A conta que ninguém faz: divida o que ele paga pelas horas que realmente consome — incluindo mensagem fora de hora, reunião extra, retrabalho não cobrado e o tempo que você passa pensando no assunto. O valor por hora que aparece costuma ser uma fração do que você cobra dos outros. Aí a decisão para de ser sobre paciência e passa a ser sobre matemática.

Os quatro custos invisíveis

O tempo desproporcional. Um cliente que ocupa sozinho o espaço de três impede que outros dois existam na sua agenda. O custo real não é o trabalho que ele dá — é a receita que aquele espaço ocupado poderia ter gerado com outras contas.
A qualidade do resto cai. A energia gasta administrando uma relação difícil não está disponível para os outros trabalhos. Quem paga por isso são clientes que não fizeram nada de errado.
O desgaste que não passa no fim do dia. Relação ruim continua ocupando a cabeça bem depois do expediente terminar. É o custo mais real de todos e também o único que nenhuma planilha consegue medir.
O padrão que se espalha. Aceitar condições ruins de um cliente ensina a você mesmo que aquelas condições são aceitáveis. A prática vaza para as propostas seguintes sem que ninguém perceba a origem.

Antes de encerrar: a tentativa de correção

Boa parte dos casos se resolve, e vale tentar antes de perder a receita.

Frequentemente ninguém combinou nada

O cliente não sabe que está fora do escopo, que aquele prazo é irreal ou que a mensagem de domingo incomoda. Muitos ajustam na primeira conversa.

A conversa precisa ser específica

"Preciso ajustar duas coisas" com exemplos concretos funciona. Reclamação genérica sobre a relação coloca a pessoa na defensiva e não muda comportamento.

Reprecificar é a alternativa honesta

Se o trabalho exige mais, ele custa mais. Ajustar o preço à realidade resolve sem encerrar nada — e transfere a decisão para quem está do outro lado.

Dê um prazo à correção

Sessenta ou noventa dias observando se algo de fato mudou. Sem prazo definido, a tentativa de correção simplesmente vira tolerância por tempo indeterminado.

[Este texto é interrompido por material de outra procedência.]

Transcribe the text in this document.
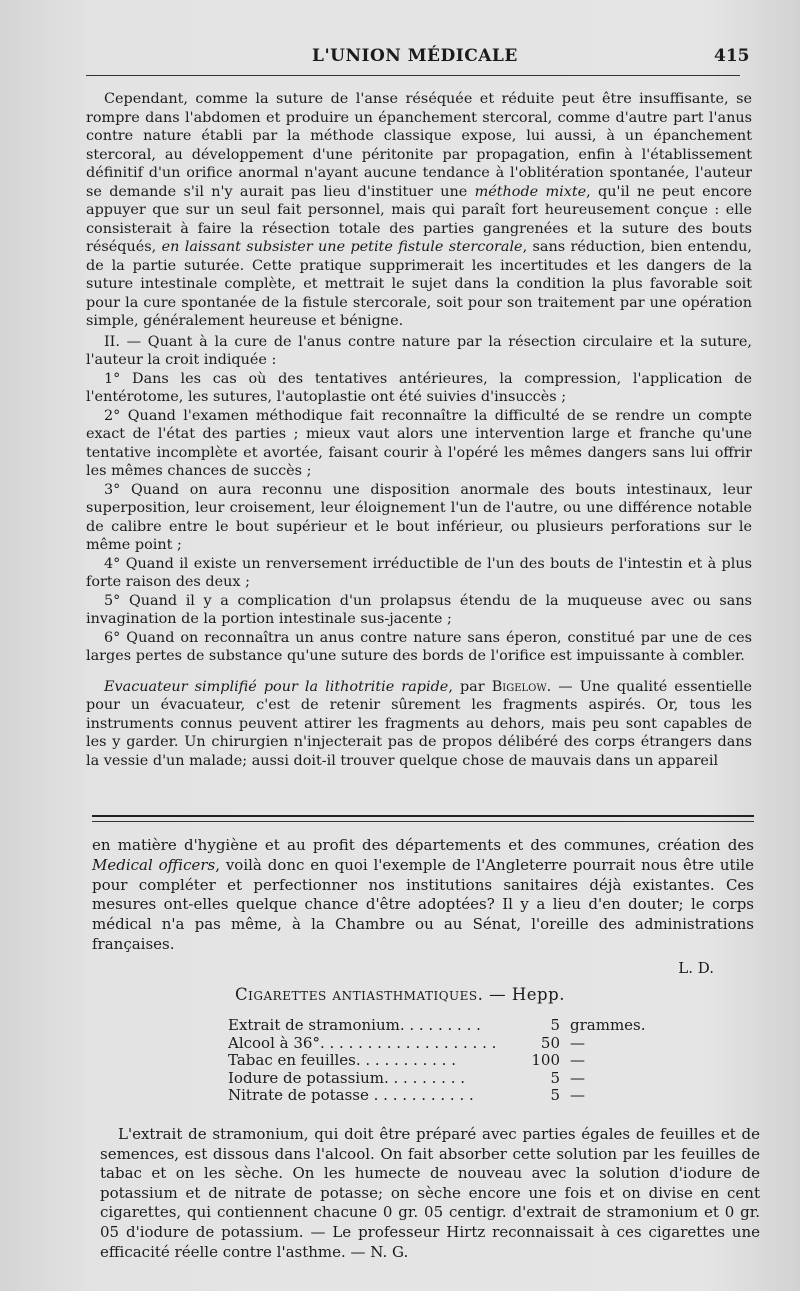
L'UNION MÉDICALE	415

Cependant, comme la suture de l'anse réséquée et réduite peut être insuffisante, se rompre dans l'abdomen et produire un épanchement stercoral, comme d'autre part l'anus contre nature établi par la méthode classique expose, lui aussi, à un épanchement stercoral, au développement d'une péritonite par propagation, enfin à l'établissement définitif d'un orifice anormal n'ayant aucune tendance à l'oblitération spontanée, l'auteur se demande s'il n'y aurait pas lieu d'instituer une méthode mixte, qu'il ne peut encore appuyer que sur un seul fait personnel, mais qui paraît fort heureusement conçue : elle consisterait à faire la résection totale des parties gangrenées et la suture des bouts réséqués, en laissant subsister une petite fistule stercorale, sans réduction, bien entendu, de la partie suturée. Cette pratique supprimerait les incertitudes et les dangers de la suture intestinale complète, et mettrait le sujet dans la condition la plus favorable soit pour la cure spontanée de la fistule stercorale, soit pour son traitement par une opération simple, généralement heureuse et bénigne.

II. — Quant à la cure de l'anus contre nature par la résection circulaire et la suture, l'auteur la croit indiquée :

1° Dans les cas où des tentatives antérieures, la compression, l'application de l'entérotome, les sutures, l'autoplastie ont été suivies d'insuccès ;

2° Quand l'examen méthodique fait reconnaître la difficulté de se rendre un compte exact de l'état des parties ; mieux vaut alors une intervention large et franche qu'une tentative incomplète et avortée, faisant courir à l'opéré les mêmes dangers sans lui offrir les mêmes chances de succès ;

3° Quand on aura reconnu une disposition anormale des bouts intestinaux, leur superposition, leur croisement, leur éloignement l'un de l'autre, ou une différence notable de calibre entre le bout supérieur et le bout inférieur, ou plusieurs perforations sur le même point ;

4° Quand il existe un renversement irréductible de l'un des bouts de l'intestin et à plus forte raison des deux ;

5° Quand il y a complication d'un prolapsus étendu de la muqueuse avec ou sans invagination de la portion intestinale sus-jacente ;

6° Quand on reconnaîtra un anus contre nature sans éperon, constitué par une de ces larges pertes de substance qu'une suture des bords de l'orifice est impuissante à combler.

Evacuateur simplifié pour la lithotritie rapide, par Bigelow. — Une qualité essentielle pour un évacuateur, c'est de retenir sûrement les fragments aspirés. Or, tous les instruments connus peuvent attirer les fragments au dehors, mais peu sont capables de les y garder. Un chirurgien n'injecterait pas de propos délibéré des corps étrangers dans la vessie d'un malade; aussi doit-il trouver quelque chose de mauvais dans un appareil

en matière d'hygiène et au profit des départements et des communes, création des Medical officers, voilà donc en quoi l'exemple de l'Angleterre pourrait nous être utile pour compléter et perfectionner nos institutions sanitaires déjà existantes. Ces mesures ont-elles quelque chance d'être adoptées? Il y a lieu d'en douter; le corps médical n'a pas même, à la Chambre ou au Sénat, l'oreille des administrations françaises.

L. D.

Cigarettes antiasthmatiques. — Hepp.
Extrait de stramonium. . . . . . . . .	5 grammes.
Alcool à 36°. . . . . . . . . . . . . . . . . . .	50 —
Tabac en feuilles. . . . . . . . . . .	100 —
Iodure de potassium. . . . . . . . .	5 —
Nitrate de potasse . . . . . . . . . . .	5 —

L'extrait de stramonium, qui doit être préparé avec parties égales de feuilles et de semences, est dissous dans l'alcool. On fait absorber cette solution par les feuilles de tabac et on les sèche. On les humecte de nouveau avec la solution d'iodure de potassium et de nitrate de potasse; on sèche encore une fois et on divise en cent cigarettes, qui contiennent chacune 0 gr. 05 centigr. d'extrait de stramonium et 0 gr. 05 d'iodure de potassium. — Le professeur Hirtz reconnaissait à ces cigarettes une efficacité réelle contre l'asthme. — N. G.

Os sinais que aparecem antes de contratar

Quase toda relação ruim deu sinal na primeira conversa. Reconhecê-los é mais barato que qualquer correção posterior.

Pechincha antes de entender o serviço. Quem negocia preço sem ter perguntado o que está incluso vai negociar tudo o tempo todo.
Fala mal do fornecedor anterior sem nuance. "Todos são incompetentes" costuma indicar que o padrão é ele, e você será o próximo da lista.
Urgência desproporcional ao projeto. Pressa que não se justifica no primeiro contato antecipa cobrança constante depois.
Resistência a colocar por escrito. Quem evita formalizar escopo e prazo está preservando margem para exigir o que não foi combinado.
Desrespeito na primeira conversa. Interrupção, ironia, tratamento ríspido com quem atende. Se acontece antes de existir relação, vai piorar dentro dela.

O que fazer com o sinal: não é recusar automaticamente. É precificar o risco, formalizar mais que o normal e pedir pagamento antecipado. Um sinal isolado costuma ser contornável; três na mesma conversa é motivo suficiente para deixar passar.

O caso do cliente antigo

Situação mais delicada da página: a conta é ruim e a relação tem anos.

O peso da história é real

Ele esteve lá quando você começou, indicou gente, atravessou períodos difíceis com você. Isso tem valor e não aparece na conta de horas.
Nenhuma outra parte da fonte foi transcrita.